As he turned away from her without any farewell, she saw that he carried a heavy wooden case. That burden was what had made him awkward on the ladder. He walked leaning to one side as if it were almost too heavy for him. She nearly ran after him to offer to help him with it, but she stopped herself. Surely a man would be humiliated for her to see how weakened he was. Best to leave him alone and let him manage.

She set off to find Sintara among the dragons. Her bedroll bounced on her back as she walked. After three steps, she un-slung it and carried it clutched to her chest. The rasp on her arm was scabbed over and healing fast, but the long scratch down the top half of her spine didn’t seem to be healing at all. Elsewhere, her scales had mostly protected her from Mercor’s teeth, but there they had given way.

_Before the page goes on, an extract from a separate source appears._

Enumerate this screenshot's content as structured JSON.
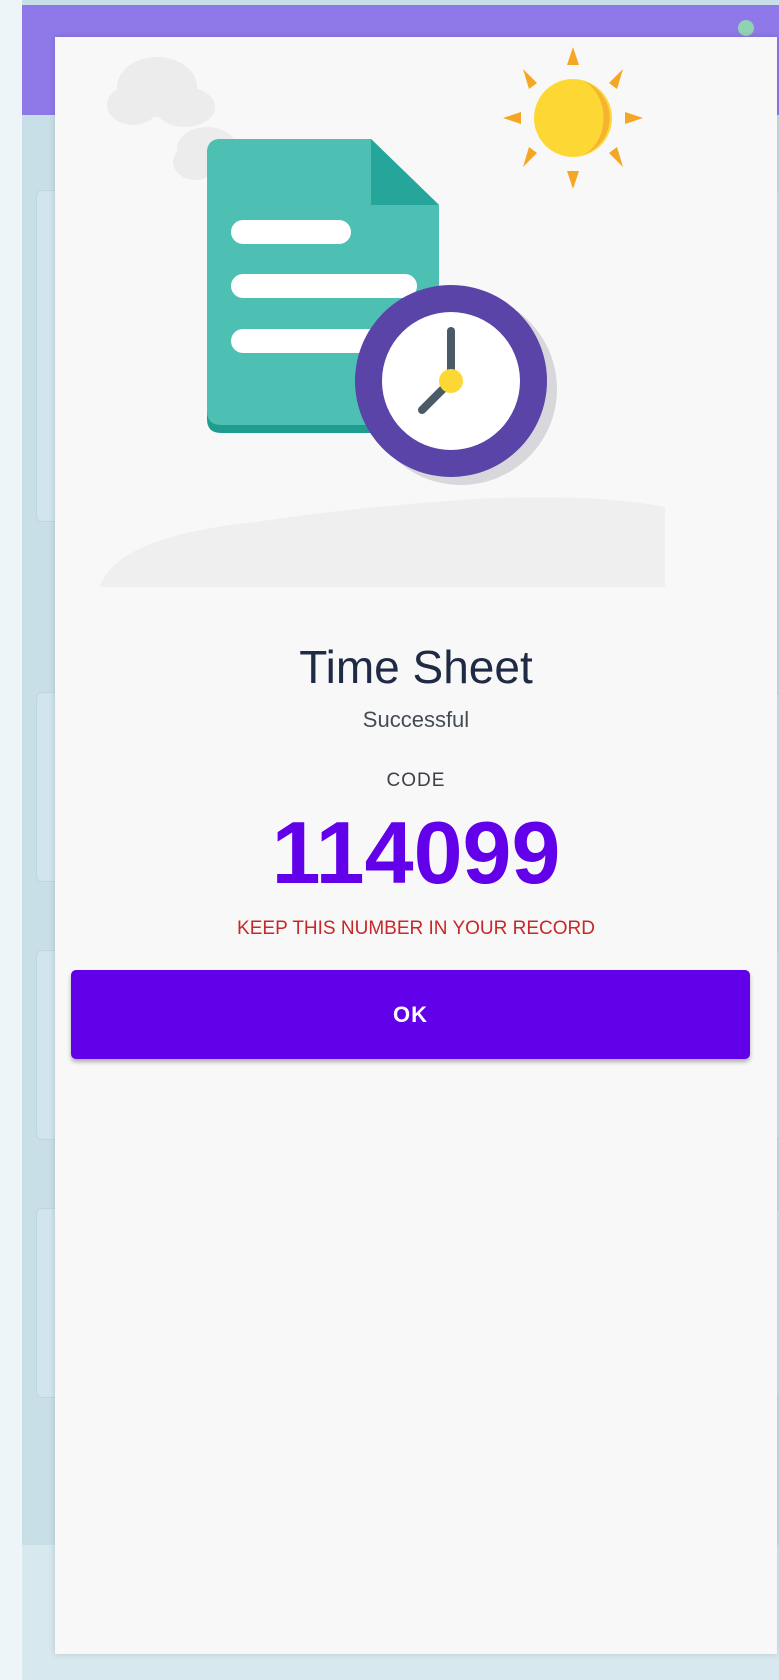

Sylve had first noticed it when she insisted that Thymara take off her shirt so that she could bandage her arm. “What is this?” the girl had asked her.

“What is what?” Thymara had asked her, shivering still.

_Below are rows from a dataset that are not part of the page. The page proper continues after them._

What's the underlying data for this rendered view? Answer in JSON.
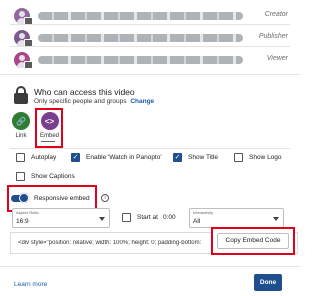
{
  "users": [
    {
      "role": "Creator",
      "avatar_color": "#8f6a9a"
    },
    {
      "role": "Publisher",
      "avatar_color": "#7d5a8e"
    },
    {
      "role": "Viewer",
      "avatar_color": "#a8458b"
    }
  ],
  "access": {
    "title": "Who can access this video",
    "subtitle": "Only specific people and groups",
    "change_label": "Change"
  },
  "share_options": {
    "link_label": "Link",
    "embed_label": "Embed",
    "link_color": "#2e7d32",
    "embed_color": "#7a3e8e"
  },
  "options": {
    "autoplay": {
      "label": "Autoplay",
      "checked": false
    },
    "enable_watch": {
      "label": "Enable 'Watch in Panopto'",
      "checked": true
    },
    "show_title": {
      "label": "Show Title",
      "checked": true
    },
    "show_logo": {
      "label": "Show Logo",
      "checked": false
    },
    "show_captions": {
      "label": "Show Captions",
      "checked": false
    }
  },
  "responsive_embed": {
    "label": "Responsive embed",
    "enabled": true
  },
  "aspect_ratio": {
    "label": "Aspect Ratio",
    "value": "16:9"
  },
  "start_at": {
    "label": "Start at",
    "value": "0:00",
    "checked": false
  },
  "interactivity": {
    "label": "Interactivity",
    "value": "All"
  },
  "embed_code": "<div style=\"position: relative; width: 100%; height: 0; padding-bottom:",
  "copy_button_label": "Copy Embed Code",
  "footer": {
    "learn_more": "Learn more",
    "done": "Done"
  },
  "colors": {
    "accent": "#1f4f8f",
    "highlight": "#e3001b"
  }
}
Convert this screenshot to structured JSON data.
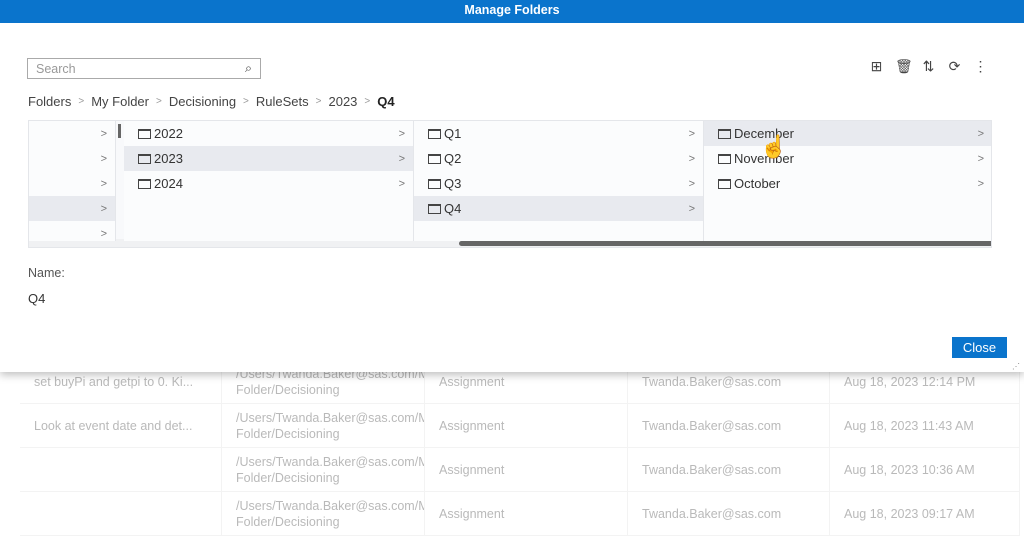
{
  "dialog": {
    "title": "Manage Folders",
    "search_placeholder": "Search",
    "close_label": "Close",
    "name_label": "Name:",
    "name_value": "Q4"
  },
  "toolbar": [
    {
      "icon": "new-folder-icon",
      "glyph": "⊞"
    },
    {
      "icon": "delete-icon",
      "glyph": "🗑"
    },
    {
      "icon": "sort-icon",
      "glyph": "⇅"
    },
    {
      "icon": "refresh-icon",
      "glyph": "⟳"
    },
    {
      "icon": "more-icon",
      "glyph": "⋮"
    }
  ],
  "breadcrumb": [
    "Folders",
    "My Folder",
    "Decisioning",
    "RuleSets",
    "2023",
    "Q4"
  ],
  "columns": [
    {
      "items": [
        "",
        "",
        "",
        "",
        ""
      ],
      "selected": 3
    },
    {
      "items": [
        "2022",
        "2023",
        "2024"
      ],
      "selected": 1
    },
    {
      "items": [
        "Q1",
        "Q2",
        "Q3",
        "Q4"
      ],
      "selected": 3
    },
    {
      "items": [
        "December",
        "November",
        "October"
      ],
      "selected": 0
    }
  ],
  "background_rows": [
    {
      "desc": "set buyPi and getpi to 0. Ki...",
      "path": "/Users/Twanda.Baker@sas.com/My Folder/Decisioning",
      "type": "Assignment",
      "user": "Twanda.Baker@sas.com",
      "date": "Aug 18, 2023 12:14 PM"
    },
    {
      "desc": "Look at event date and det...",
      "path": "/Users/Twanda.Baker@sas.com/My Folder/Decisioning",
      "type": "Assignment",
      "user": "Twanda.Baker@sas.com",
      "date": "Aug 18, 2023 11:43 AM"
    },
    {
      "desc": "",
      "path": "/Users/Twanda.Baker@sas.com/My Folder/Decisioning",
      "type": "Assignment",
      "user": "Twanda.Baker@sas.com",
      "date": "Aug 18, 2023 10:36 AM"
    },
    {
      "desc": "",
      "path": "/Users/Twanda.Baker@sas.com/My Folder/Decisioning",
      "type": "Assignment",
      "user": "Twanda.Baker@sas.com",
      "date": "Aug 18, 2023 09:17 AM"
    }
  ]
}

“This,” Sylve said and touched a spot between her shoulder blades. The touch hurt, as if she had prodded an abscess. “It’s like you cut it and it closed. When did this happen?”

“I don’t know.”

“I’m going to let it drain,” Sylve said, and before Thymara could forbid it, the girl had flicked away the edge of a scab. She’d felt warm liquid trickle down her back and turned to see Sylve’s expression of distaste as she dabbed at it. But the scaled girl had spoken no word of disgust as she prodded it and then poured clean water over it and bandaged it. It should have begun to heal. But the cut festered and was swollen and sore and sometimes oozing in the morning. She had nothing to treat it with, and no desire to expose her lizard body to anyone’s scrutiny. It would heal, she told herself stubbornly. She always healed. It was just taking longer this time. And hurting more.

The hunters had not fared well today. She smelled no meat, only river fish cooking on the fire. Once, she had enjoyed fish and regarded it as a rare treat. Now, even as hungry as she felt, she decided her dry meat would be enough.

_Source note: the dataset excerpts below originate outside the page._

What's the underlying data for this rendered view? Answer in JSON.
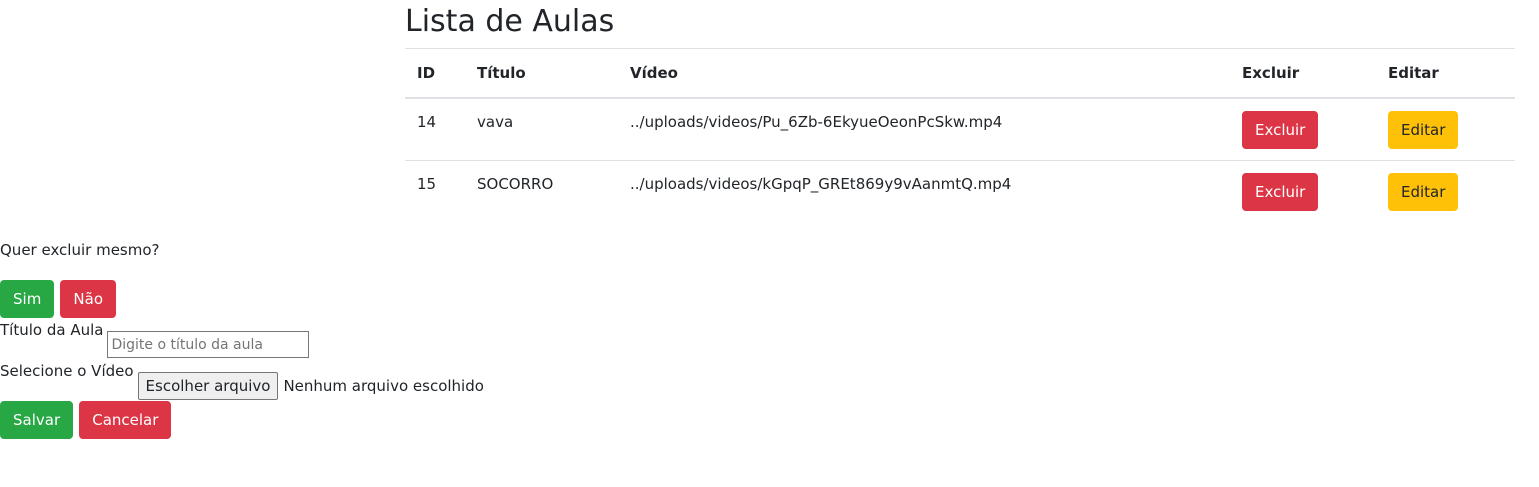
{
  "page": {
    "title": "Lista de Aulas"
  },
  "table": {
    "headers": [
      "ID",
      "Título",
      "Vídeo",
      "Excluir",
      "Editar"
    ],
    "rows": [
      {
        "id": "14",
        "titulo": "vava",
        "video": "../uploads/videos/Pu_6Zb-6EkyueOeonPcSkw.mp4",
        "excluir": "Excluir",
        "editar": "Editar"
      },
      {
        "id": "15",
        "titulo": "SOCORRO",
        "video": "../uploads/videos/kGpqP_GREt869y9vAanmtQ.mp4",
        "excluir": "Excluir",
        "editar": "Editar"
      }
    ]
  },
  "confirm": {
    "question": "Quer excluir mesmo?",
    "yes_label": "Sim",
    "no_label": "Não"
  },
  "form": {
    "title_label": "Título da Aula",
    "title_placeholder": "Digite o título da aula",
    "title_value": "",
    "video_label": "Selecione o Vídeo",
    "file_button_label": "Escolher arquivo",
    "file_status": "Nenhum arquivo escolhido",
    "save_label": "Salvar",
    "cancel_label": "Cancelar"
  },
  "colors": {
    "danger": "#dc3545",
    "warning": "#ffc107",
    "success": "#28a745"
  }
}
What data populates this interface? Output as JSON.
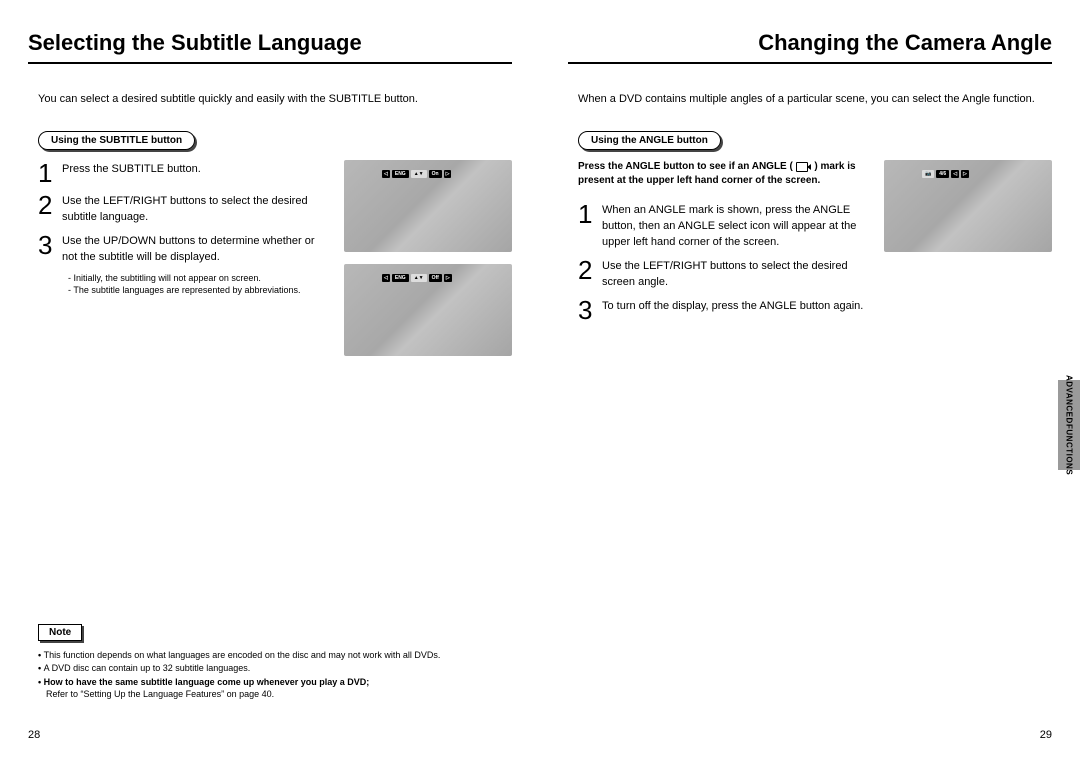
{
  "left": {
    "title": "Selecting the Subtitle Language",
    "intro": "You can select a desired subtitle quickly and easily with the SUBTITLE button.",
    "pill": "Using the SUBTITLE button",
    "steps": [
      "Press the SUBTITLE button.",
      "Use the LEFT/RIGHT buttons to select the desired subtitle language.",
      "Use the UP/DOWN buttons to determine whether or not the subtitle will be displayed."
    ],
    "bullets": [
      "Initially, the subtitling will not appear on screen.",
      "The subtitle languages are represented by abbreviations."
    ],
    "osd1": {
      "lang": "ENG",
      "state": "On"
    },
    "osd2": {
      "lang": "ENG",
      "state": "Off"
    },
    "noteLabel": "Note",
    "notes": {
      "n1": "This function depends on what languages are encoded on the disc and may not work with all DVDs.",
      "n2": "A DVD disc can contain up to 32 subtitle languages.",
      "n3": "How to have the same subtitle language come up whenever you play a DVD;",
      "n3sub": "Refer to “Setting Up the Language Features” on page 40."
    },
    "pageNum": "28"
  },
  "right": {
    "title": "Changing the Camera Angle",
    "intro": "When a DVD contains multiple angles of a particular scene, you can select the Angle function.",
    "pill": "Using the ANGLE button",
    "boldPre": "Press the ANGLE button to see if an ANGLE (",
    "boldPost": ") mark is present at the upper left hand corner of the screen.",
    "steps": [
      "When an ANGLE mark is shown, press the ANGLE button, then an ANGLE select icon will appear at the upper left hand corner of the screen.",
      "Use the LEFT/RIGHT buttons to select the desired screen angle.",
      "To turn off the display, press the ANGLE button again."
    ],
    "osd": {
      "value": "4/6"
    },
    "pageNum": "29",
    "tab1": "ADVANCED",
    "tab2": "FUNCTIONS"
  }
}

The dragons were disappointed, too. Several of the big males were roaming the mud spit in a disgruntled way. Ranculos waded in the shallows, as if he might be able to discover more food there. On plentiful nights, the dragons often gathered around the fire with their keepers. They all enjoyed the warmth. But tonight the beasts were hungry and more scattered.

It would have been hard to find Sintara in the dark if Thymara had used only her eyes. But all she had to do was grope along the unwelcome connection she felt to the queen dragon. Sintara was at the downriver spike of the sandbar, staring back the way they had come.

And she wasn’t alone. As Thymara approached, she could hear Alise’s voice raised in gentle reproach. “You sent her right into that, deliberately, with no preparation. Of course it was upsetting to her. I wouldn’t want to stumble onto such a scene without warning. She has a sensitive nature, Sintara. I think you should have more care for her feelings.”

“She can ill afford to be ‘sensitive,’” the dragon replied scathingly.

Thymara halted, straining to hear what else they might say about her. She was becoming quite an accomplished eavesdropper, she thought sourly.

“She is already tough and strong.” Alise boldly contradicted the dragon. “Coarsening her spirit will not make her a better person. Only a harsher one. I think it would be a shame for that to happen to her.”

“It would be more of a shame for her to continue as she is—meek, bound by rules that she did not make, always holding in her words. Among dragons and Elderlings, we knew that every female is a queen, free to make her own choices and follow her own wishes. This is something Thymara must learn if she is to go on serving me.”

“Serving you!” Alise spluttered. “Is that how you see it? That she is your servant?”

She had come a long way, Thymara thought, from those days when her every word to Sintara was framed as a flowery compliment. Now it seemed to her that Alise spoke to the dragon almost woman to woman. She wondered if she had changed that much. Or perhaps it was Sintara, confident enough of them to no longer bother exerting her glamour. Thymara grinned to hear Alise defend her, but an instant later, the woman paid the price.